Resume mistakes that are killing your job chances? Former Google Recruiter Shares 4 Red Flags and Fixes | Today’s news

A former Google recruiter shared the top “red flags” on a candidate’s resume and instead shared what they can do in a CNBC report.

Farah Sharghi, an HR and tech recruiter who has previously worked with major firms such as Google, TikTok, Uber, and The New York Times, regularly posts on social media about job hunting, interview preparation, and salary negotiation.

She said the biggest resume mistake she’s seen in her career is candidates writing for a person who already knows them — themselves.

Sharghi noted that this one mistake is “completely invisible” to job seekers, but can make their accomplishments harder to understand and their impact easier to miss.

Here’s what she tells all her clients: “Hide your name at the top of the page. If you read your resume and it looks like it could be any other candidate, you’re in trouble. It means the value of your work isn’t going to translate to the person deciding your future,” she told CNBC.

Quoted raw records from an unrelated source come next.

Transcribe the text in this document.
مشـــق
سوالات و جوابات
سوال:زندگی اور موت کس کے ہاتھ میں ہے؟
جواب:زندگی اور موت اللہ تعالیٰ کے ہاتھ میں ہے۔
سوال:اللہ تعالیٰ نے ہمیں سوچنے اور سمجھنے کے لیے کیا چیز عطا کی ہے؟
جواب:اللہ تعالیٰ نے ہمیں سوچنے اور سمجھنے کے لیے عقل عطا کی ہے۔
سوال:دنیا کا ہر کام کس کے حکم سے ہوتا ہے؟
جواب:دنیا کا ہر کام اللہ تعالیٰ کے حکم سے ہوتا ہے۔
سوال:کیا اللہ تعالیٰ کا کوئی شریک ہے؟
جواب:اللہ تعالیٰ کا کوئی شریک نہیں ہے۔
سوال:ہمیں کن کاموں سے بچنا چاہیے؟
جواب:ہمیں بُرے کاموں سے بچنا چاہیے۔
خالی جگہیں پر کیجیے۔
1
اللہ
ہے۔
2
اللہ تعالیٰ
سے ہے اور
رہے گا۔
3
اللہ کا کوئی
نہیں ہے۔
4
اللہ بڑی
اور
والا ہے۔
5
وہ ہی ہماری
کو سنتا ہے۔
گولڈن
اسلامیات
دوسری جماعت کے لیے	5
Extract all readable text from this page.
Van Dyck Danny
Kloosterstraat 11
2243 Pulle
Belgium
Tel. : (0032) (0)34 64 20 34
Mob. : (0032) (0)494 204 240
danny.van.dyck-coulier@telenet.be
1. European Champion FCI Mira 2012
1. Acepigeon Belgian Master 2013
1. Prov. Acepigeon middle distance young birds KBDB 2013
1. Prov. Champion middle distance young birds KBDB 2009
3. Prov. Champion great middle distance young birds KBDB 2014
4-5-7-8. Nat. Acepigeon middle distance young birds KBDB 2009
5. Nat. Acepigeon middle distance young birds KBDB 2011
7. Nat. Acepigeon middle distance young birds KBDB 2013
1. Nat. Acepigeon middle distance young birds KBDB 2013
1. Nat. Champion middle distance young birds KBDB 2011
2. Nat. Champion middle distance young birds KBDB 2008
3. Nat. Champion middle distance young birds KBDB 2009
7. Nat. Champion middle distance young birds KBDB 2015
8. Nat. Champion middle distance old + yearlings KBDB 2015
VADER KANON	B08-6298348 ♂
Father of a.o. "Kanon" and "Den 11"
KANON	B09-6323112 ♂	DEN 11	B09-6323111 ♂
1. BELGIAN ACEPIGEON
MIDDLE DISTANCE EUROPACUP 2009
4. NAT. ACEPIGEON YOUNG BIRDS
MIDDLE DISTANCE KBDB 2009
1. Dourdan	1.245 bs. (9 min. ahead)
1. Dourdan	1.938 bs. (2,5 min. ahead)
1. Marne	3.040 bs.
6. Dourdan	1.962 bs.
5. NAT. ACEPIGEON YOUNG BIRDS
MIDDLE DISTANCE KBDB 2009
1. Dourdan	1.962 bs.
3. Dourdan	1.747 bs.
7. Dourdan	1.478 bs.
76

She also listed four major red flags in resumes and how they can be fixed:

Add context

The expert noted a common pattern in CVs – candidates wrote what only they knew it could mean. For example: “Performed financial analysis of operating expenses and budget trends to support strategic planning and decision-making.”

To the recruiter as an outsider, this generic line means next to nothing.

Correction by Farah Sharghi: Add a line of context before the bullet points to briefly explain what the organization does and what the candidate’s role was within it. “Provide some key context to allow the stranger to enter.”

Explain metrics

Numbers without context are as useless as no number at all. For example, “$630,000 in Q2” means nothing without a reference. “Remember your success is a number plus what it represents.”

Correction by Farah Sharghi: A number only makes sense if HR knows what it’s measuring and why it matters.

Avoid insider shortcuts

Candidates must avoid the jargon and acronyms used in their company because they mean nothing to anyone outside the team. This includes internal tool names, project codenames, and company-specific abbreviations.

Correction by Farah Sharghi: Remove anything from your resume that requires insider knowledge to understand. Effectively describe what the tool or project actually was, in a way that “someone in another company, or even better, another industry, can understand.”

Drop the adjective “skill”

Statements like “Excellent communication. Team player. Hard working. Detail oriented” carry no weight because they cannot be verified and do not say anything specific about the candidate.

Skills are things the candidate has actually done and can demonstrate, and personality traits are part of the interview.

Correction by Farah Sharghi: If you can’t prove a skill with a specific example, it’s an adjective. Cut it off.